Half an hour before dinner she went down into the library, a polite and quiet young guest, even a little subdued. Dr. Quelton took Captain Grey out for a stroll on the beach. He asked Lexy to go with them, but she said she would prefer to stay with Mrs. Quelton.
It was very peaceful and pleasant there in the library. The late afternoon sun shone in through the long window, touching with a benign light the shabby and graceful old furniture, picking out a glitter of gold on the binding of a book, a dull gleam of silver or copper in a corner. A mild breeze blew in, fluttering the curtains and bringing a wholesome breath of the salt air.

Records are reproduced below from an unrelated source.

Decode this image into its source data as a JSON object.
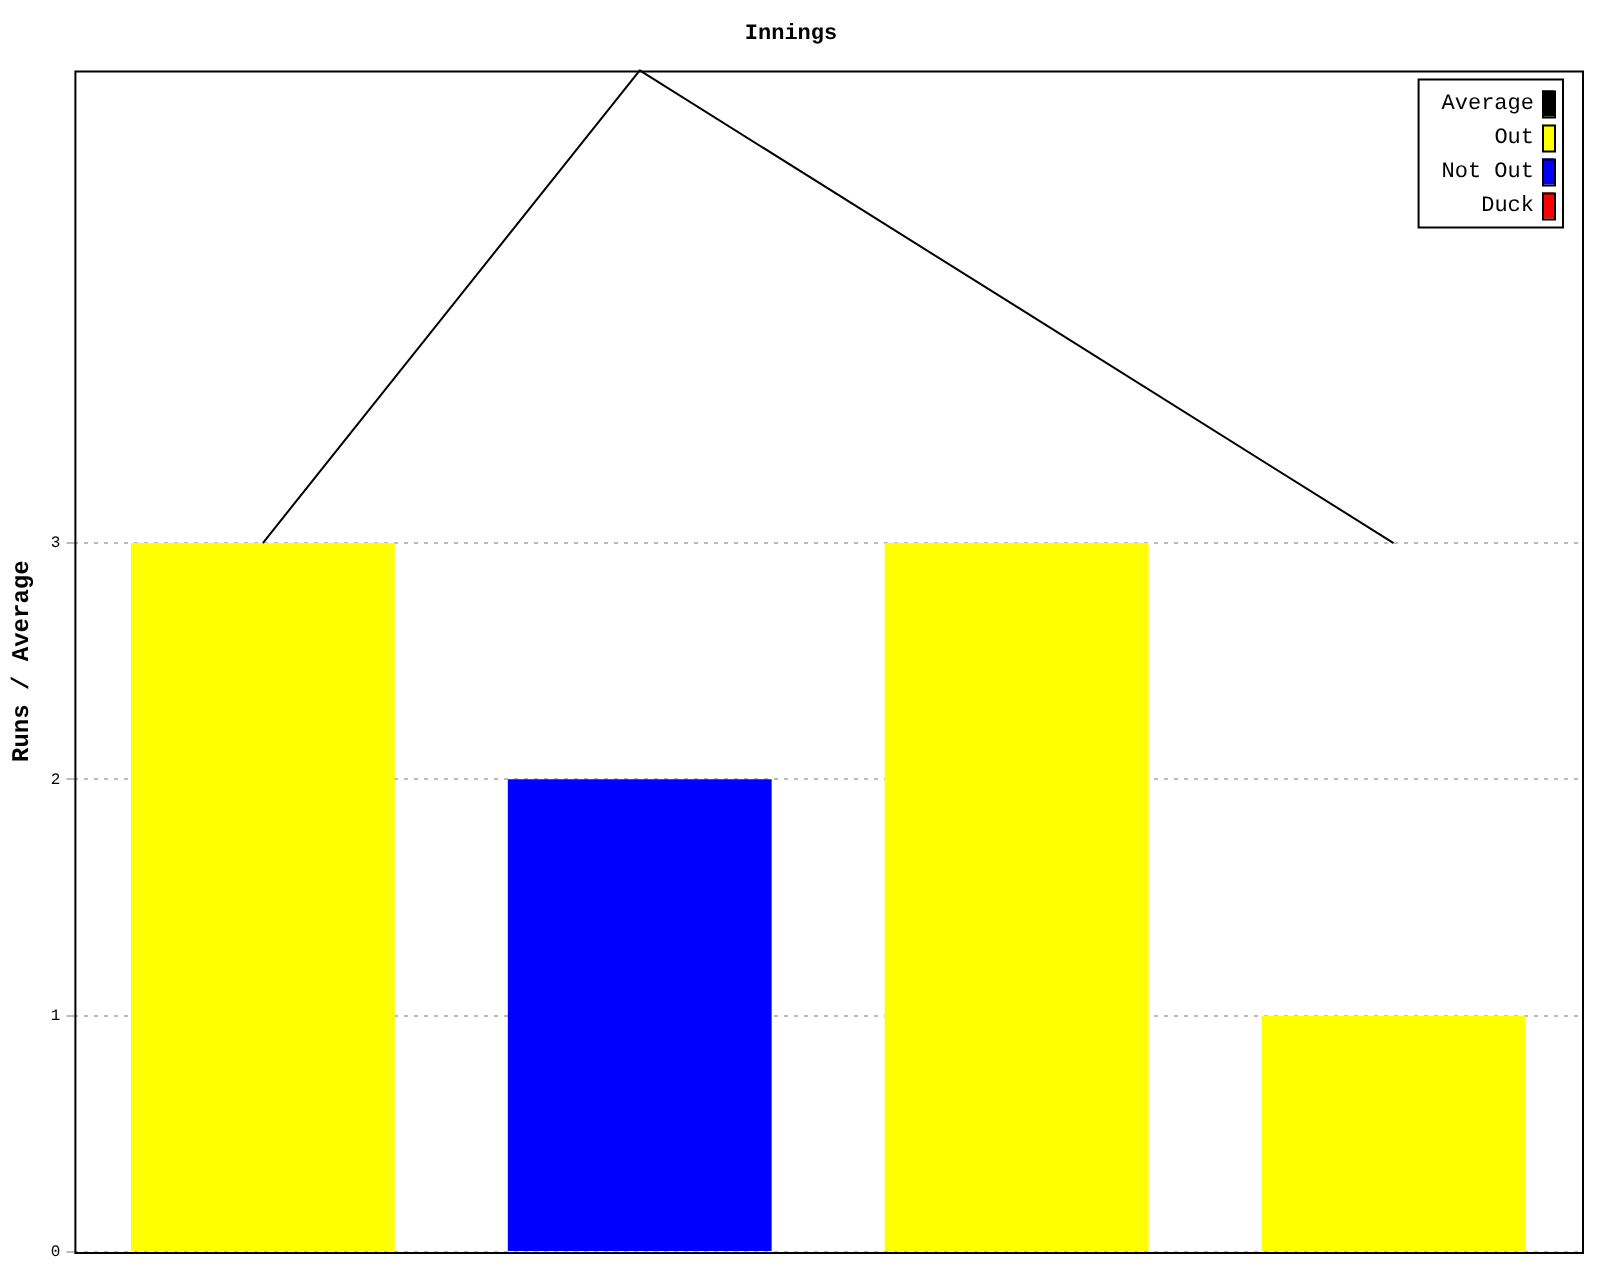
{
  "chart_data": {
    "type": "bar",
    "title": "Innings",
    "ylabel": "Runs / Average",
    "categories": [
      null,
      null,
      null,
      null
    ],
    "series": [
      {
        "name": "Average",
        "type": "line",
        "color": "#000000",
        "values": [
          3,
          5,
          4,
          3
        ]
      },
      {
        "name": "Out",
        "color": "#ffff00",
        "values": [
          3,
          null,
          3,
          1
        ]
      },
      {
        "name": "Not Out",
        "color": "#0000ff",
        "values": [
          null,
          2,
          null,
          null
        ]
      },
      {
        "name": "Duck",
        "color": "#ff0000",
        "values": [
          null,
          null,
          null,
          null
        ]
      }
    ],
    "ylim": [
      0,
      5
    ],
    "yticks": [
      0,
      1,
      2,
      3
    ],
    "grid": "y",
    "legend": "top right",
    "marker": "none"
  }
}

Mrs. Quelton was at her best. To be sure, she was not very interesting. She talked about rather banal things—about the weather, about a kitten that had run away, about the flowers in the conservatory; but Lexy, as she watched her and listened to her, could understand better than ever before what it was in Captain Grey’s sister that had so seized upon his heart. Languid and aloof as she was, there was nevertheless an undeniable charm about her, something sweet and kindly and lovable. She said, more than once, how very glad she was to have Lexy with her, and Lexy believed she meant it.
The two men had strolled out of sight.
“I must have left my handkerchief upstairs,” said Lexy. “Excuse me just a minute, please!”
But she was gone more than a minute, and when she returned her face was curiously white.